If precision medicine was having a moment the past few years, this year it’s having a minute.
Precision medicine — also known as personalized medicine — is transforming health care from being about many to focusing on one. Population health and precision medicine work hand in hand. Population health serves as the “who” to identify cohorts of patients who are at risk and require attention. And precision medicine is the “what,” arming providers with the specific information they need to create effective, individualized prevention and treatment plans.

As value-based care increases in importance and upside and downside risk-sharing between providers and payers becomes more common, precision medicine will play a pivotal role in effectively managing the health of populations. Precision medicine puts patients at the center of their own care, while also ensuring that information is shared easily between caregivers and clinicians.



Precision medicine is most commonly associated with genomics. While genomics and clinically oriented analysis are extremely valuable in implementing precision medicine as the next step in population health management, they are only one part of the big picture. Increasingly, the value of environmental, social and lifestyle factors is also getting recognized in the effective implementation of personalized medicine. For example, the federal government’s Precision Medicine Initiative (PMI) focuses not just on genetics and biology, but also behavior and environment.

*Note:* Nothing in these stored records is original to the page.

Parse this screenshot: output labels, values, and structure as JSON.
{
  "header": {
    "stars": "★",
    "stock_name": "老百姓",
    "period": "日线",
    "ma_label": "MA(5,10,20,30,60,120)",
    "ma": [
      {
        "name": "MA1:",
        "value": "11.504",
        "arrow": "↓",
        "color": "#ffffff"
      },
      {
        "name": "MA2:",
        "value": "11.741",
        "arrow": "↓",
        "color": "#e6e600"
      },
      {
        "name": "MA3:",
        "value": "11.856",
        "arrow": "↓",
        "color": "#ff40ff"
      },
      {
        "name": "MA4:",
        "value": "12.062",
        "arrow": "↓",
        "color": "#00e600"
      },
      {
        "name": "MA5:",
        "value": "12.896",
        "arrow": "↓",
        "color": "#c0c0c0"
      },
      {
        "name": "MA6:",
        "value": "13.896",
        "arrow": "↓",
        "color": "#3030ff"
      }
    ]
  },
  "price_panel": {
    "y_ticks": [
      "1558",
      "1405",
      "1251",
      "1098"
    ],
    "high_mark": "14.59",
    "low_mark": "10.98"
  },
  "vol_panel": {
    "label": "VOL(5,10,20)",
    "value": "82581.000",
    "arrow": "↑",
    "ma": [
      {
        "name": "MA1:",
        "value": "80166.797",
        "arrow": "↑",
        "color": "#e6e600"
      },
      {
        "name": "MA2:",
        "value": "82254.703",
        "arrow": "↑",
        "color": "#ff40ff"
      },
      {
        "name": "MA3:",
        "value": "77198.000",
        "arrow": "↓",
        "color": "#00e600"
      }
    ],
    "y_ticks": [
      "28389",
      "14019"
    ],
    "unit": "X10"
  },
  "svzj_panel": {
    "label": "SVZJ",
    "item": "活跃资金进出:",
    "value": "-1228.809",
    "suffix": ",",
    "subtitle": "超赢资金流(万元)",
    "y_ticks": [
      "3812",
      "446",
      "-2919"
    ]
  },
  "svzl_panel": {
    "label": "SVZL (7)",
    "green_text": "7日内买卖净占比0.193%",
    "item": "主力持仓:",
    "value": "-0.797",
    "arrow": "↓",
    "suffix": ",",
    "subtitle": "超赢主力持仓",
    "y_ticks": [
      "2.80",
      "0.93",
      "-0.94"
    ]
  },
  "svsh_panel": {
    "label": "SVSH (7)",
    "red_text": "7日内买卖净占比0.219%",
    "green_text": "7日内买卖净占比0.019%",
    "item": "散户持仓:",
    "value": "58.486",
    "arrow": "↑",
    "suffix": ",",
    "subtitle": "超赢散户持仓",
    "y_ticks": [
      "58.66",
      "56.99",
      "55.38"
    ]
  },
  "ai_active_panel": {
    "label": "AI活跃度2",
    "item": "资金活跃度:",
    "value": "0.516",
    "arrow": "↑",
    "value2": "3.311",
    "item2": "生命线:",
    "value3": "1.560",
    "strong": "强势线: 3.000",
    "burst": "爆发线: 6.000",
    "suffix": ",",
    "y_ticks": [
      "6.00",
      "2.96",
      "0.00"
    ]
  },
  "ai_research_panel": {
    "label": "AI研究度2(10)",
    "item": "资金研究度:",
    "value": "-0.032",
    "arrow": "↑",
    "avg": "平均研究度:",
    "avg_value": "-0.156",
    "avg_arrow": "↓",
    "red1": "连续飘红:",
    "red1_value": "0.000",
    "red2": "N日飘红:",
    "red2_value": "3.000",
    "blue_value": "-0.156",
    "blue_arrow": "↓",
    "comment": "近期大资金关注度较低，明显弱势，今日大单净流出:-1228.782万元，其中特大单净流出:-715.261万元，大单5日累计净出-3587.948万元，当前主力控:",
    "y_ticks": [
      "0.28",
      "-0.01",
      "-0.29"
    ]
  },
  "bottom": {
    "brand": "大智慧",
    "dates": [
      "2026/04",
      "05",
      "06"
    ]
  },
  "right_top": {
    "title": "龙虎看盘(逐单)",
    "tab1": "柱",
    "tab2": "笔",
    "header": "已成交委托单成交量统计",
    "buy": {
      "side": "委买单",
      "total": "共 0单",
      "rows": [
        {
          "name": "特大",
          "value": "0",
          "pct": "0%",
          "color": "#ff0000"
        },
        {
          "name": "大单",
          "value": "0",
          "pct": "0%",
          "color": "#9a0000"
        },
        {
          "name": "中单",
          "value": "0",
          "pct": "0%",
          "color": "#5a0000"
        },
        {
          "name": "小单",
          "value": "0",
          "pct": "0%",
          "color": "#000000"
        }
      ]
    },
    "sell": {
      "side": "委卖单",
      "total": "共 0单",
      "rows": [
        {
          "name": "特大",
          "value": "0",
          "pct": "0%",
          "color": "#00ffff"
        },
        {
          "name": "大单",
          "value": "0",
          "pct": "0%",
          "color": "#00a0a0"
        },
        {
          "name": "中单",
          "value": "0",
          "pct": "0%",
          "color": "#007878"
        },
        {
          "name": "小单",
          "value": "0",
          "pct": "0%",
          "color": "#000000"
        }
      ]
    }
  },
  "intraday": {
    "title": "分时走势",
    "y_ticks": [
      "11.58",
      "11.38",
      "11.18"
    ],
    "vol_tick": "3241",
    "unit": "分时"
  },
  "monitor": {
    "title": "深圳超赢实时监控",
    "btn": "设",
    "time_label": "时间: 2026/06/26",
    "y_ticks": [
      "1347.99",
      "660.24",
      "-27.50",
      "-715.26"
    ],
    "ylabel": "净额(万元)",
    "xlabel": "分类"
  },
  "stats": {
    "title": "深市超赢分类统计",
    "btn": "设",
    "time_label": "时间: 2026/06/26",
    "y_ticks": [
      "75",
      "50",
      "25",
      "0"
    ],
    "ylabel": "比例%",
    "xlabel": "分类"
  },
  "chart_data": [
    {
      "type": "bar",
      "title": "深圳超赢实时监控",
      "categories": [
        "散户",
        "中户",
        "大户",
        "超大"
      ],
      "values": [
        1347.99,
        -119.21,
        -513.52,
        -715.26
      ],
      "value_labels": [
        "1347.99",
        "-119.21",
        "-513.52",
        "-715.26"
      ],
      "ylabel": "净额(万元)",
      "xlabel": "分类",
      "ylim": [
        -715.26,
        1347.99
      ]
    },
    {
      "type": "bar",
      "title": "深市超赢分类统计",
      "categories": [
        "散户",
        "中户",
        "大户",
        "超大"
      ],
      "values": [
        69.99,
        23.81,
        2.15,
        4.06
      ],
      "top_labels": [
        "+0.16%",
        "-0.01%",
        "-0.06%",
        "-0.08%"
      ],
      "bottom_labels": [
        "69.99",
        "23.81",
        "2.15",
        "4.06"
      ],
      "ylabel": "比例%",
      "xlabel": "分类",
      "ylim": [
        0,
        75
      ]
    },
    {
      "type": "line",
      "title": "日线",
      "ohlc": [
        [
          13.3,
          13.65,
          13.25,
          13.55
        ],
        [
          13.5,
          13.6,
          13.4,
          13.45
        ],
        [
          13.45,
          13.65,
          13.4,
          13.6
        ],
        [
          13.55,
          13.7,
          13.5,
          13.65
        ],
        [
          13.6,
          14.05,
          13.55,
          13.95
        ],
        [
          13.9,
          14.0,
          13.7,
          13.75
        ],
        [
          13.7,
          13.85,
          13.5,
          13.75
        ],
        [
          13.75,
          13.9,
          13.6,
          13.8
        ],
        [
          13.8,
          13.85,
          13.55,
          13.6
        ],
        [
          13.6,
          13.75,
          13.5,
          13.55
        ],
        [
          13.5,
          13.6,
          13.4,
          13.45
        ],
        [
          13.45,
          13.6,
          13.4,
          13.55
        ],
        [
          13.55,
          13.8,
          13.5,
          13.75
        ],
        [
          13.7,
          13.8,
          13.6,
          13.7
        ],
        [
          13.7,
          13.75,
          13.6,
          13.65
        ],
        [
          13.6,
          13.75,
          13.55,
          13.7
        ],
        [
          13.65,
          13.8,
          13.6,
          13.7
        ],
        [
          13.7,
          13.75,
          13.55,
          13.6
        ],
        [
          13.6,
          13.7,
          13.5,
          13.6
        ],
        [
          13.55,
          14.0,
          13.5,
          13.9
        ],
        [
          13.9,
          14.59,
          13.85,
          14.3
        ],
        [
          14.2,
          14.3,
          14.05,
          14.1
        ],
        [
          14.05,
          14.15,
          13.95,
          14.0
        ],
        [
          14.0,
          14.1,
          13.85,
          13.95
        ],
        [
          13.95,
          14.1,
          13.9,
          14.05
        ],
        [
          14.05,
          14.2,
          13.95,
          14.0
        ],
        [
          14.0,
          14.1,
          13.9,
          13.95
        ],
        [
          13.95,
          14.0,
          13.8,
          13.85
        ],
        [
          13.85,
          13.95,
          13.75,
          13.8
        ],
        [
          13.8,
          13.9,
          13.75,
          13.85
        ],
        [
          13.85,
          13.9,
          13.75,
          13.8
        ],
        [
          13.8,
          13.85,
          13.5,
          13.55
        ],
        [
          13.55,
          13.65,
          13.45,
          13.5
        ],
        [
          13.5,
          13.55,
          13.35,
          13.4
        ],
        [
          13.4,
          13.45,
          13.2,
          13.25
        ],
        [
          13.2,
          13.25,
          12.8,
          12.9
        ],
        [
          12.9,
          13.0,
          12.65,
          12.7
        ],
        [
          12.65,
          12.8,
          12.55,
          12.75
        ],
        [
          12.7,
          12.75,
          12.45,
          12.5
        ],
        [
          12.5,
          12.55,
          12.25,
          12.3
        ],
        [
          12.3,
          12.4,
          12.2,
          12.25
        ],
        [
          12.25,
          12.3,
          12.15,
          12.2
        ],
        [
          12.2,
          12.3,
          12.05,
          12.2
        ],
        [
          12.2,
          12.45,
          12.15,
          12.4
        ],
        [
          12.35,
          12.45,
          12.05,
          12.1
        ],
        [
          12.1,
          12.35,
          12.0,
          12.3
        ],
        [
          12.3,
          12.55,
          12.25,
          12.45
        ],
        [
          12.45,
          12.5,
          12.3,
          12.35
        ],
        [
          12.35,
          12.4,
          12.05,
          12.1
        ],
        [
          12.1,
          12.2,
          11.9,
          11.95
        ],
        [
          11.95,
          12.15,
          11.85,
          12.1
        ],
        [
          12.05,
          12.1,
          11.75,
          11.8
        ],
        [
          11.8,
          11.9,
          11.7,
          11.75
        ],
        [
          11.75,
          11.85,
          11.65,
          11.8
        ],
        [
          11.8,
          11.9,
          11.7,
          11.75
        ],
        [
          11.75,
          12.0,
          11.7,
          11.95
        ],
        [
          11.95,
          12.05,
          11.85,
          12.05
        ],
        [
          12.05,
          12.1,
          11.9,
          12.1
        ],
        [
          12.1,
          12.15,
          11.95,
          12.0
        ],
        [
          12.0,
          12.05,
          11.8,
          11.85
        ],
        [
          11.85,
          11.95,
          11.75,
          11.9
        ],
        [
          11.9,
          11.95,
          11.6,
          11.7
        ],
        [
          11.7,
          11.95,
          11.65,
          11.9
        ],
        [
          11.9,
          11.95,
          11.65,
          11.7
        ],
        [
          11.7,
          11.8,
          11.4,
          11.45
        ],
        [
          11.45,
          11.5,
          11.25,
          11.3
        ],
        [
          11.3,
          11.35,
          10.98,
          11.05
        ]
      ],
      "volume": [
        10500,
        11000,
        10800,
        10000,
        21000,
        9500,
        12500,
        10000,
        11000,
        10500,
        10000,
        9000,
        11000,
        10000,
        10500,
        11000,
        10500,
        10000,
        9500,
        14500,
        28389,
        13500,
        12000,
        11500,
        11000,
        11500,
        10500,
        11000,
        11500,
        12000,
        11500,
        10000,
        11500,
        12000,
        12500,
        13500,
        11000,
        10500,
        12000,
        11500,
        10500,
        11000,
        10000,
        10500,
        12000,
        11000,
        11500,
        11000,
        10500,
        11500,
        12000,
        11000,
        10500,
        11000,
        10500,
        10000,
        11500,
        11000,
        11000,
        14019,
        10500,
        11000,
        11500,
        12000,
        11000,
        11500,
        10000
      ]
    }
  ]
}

All of this would not be possible without the right technology to enable health systems and providers to personalize patient care. This technology must be adaptable, flexible, scalable and future-proofed so that it’s still relevant 5, 10 or 20 years from now as care models continue to evolve. This evolution will be powered by innovative data analytics and other technologies tied to population health and precision medicine that enable proactive management of potentially high-risk patients and lead to improved care coordination.

Leveraging data to enable personalized care
Making big data small is essential in order to personalize care. Today’s technology platforms can do that by capturing vast amounts of health data and applying real-time analytics, which provide information and tools that enable health systems and other health care organizations to make more effective, individualized treatment decisions. Having the largest variety of data sets possible optimizes therapeutic tracking of each patient’s care plan to make and refine diagnoses. This sets the stage for the most personalized therapy possible by detecting patterns in clinical assessments, behavior and outcomes. Using this data and information to engage patients and guide care management makes the journey from population health management to precision medicine that much easier, paving the way for an era of truly personalized medicine.